By yon still river, where the wave Is winding slow at evening's close, The beech, upon a nameless grave, Its sadly-moving shadow throws. O'er the fair woods the sun looks down Upon the many-twinkling leaves, And twilight's mellow shades are brown, Where darkly the green turf upheaves. The river glides in silence there, And hardly waves the sapling tree: Sweet flowers are springing, and the air Is full of balm, - but where is she! They bade her wed a son of pride, And leave the hope she cherished long: She loved but one, - and would not hide A love which knew no wrong. And months went sadly on, - and years:- And she was wasting day by day: At length she died, - and many tears Were shed, that she should pass away. Then came a gray old man, and knelt With bitter weeping by her tomb:- And others mourned for him, who felt That he had sealed a daughter's doom. The funeral train has long past on, And time wiped dry the father's tear! Farewell - lost maiden! - there is one That mourns thee yet - and he is here.

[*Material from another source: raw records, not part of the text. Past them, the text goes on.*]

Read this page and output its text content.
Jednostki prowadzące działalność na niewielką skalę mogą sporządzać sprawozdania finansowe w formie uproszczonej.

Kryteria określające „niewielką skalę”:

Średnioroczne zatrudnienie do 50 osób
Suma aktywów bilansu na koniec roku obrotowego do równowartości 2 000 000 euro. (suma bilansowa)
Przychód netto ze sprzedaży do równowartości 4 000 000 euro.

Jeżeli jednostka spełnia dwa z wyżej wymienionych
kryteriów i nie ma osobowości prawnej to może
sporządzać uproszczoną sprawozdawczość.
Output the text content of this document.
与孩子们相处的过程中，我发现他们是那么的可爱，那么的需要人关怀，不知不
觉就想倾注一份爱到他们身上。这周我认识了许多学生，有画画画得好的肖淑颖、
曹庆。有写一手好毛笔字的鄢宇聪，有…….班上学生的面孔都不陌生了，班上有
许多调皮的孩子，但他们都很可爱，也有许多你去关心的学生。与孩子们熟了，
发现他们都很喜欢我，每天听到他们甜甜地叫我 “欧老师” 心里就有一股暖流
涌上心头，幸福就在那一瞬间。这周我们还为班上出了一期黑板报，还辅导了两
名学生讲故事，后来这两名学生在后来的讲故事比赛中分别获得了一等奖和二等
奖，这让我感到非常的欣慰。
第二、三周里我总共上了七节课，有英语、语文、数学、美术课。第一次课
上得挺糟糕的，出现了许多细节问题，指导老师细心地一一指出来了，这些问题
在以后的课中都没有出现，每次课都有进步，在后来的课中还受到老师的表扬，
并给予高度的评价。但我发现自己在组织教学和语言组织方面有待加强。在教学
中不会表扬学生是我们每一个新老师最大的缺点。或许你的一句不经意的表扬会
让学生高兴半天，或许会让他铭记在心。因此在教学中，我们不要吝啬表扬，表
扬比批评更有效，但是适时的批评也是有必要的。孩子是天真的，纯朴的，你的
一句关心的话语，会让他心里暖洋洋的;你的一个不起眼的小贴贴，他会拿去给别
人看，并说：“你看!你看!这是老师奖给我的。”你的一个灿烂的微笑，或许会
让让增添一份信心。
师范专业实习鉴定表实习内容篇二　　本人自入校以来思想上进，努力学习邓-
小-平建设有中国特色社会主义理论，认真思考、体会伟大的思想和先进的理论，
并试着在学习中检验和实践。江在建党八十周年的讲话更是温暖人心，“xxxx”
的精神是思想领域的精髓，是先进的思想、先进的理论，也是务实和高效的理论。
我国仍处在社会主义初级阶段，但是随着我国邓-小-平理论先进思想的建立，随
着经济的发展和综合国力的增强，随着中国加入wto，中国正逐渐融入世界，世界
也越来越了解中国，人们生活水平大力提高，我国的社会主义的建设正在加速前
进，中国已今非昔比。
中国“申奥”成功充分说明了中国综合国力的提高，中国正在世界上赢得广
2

- by Henry Wadsworth Longfellow (1807 - 1882), "Dirge over a nameless grave", written 1825 [author's text checked 1 time against a primary source]
Musical settings (art songs, Lieder, mélodies, (etc.), choral pieces, and other vocal works set to this text), listed by composer (not necessarily exhaustive)
- by Klaus Miehling , "Dirge over a nameless grave", op. 150 no. 5 (2008) [ baritone and piano ], from Elf Lieder nach Henry W. Longfellow, no. 5 [sung text not yet checked]
Researcher for this text: Emily Ezust [Administrator]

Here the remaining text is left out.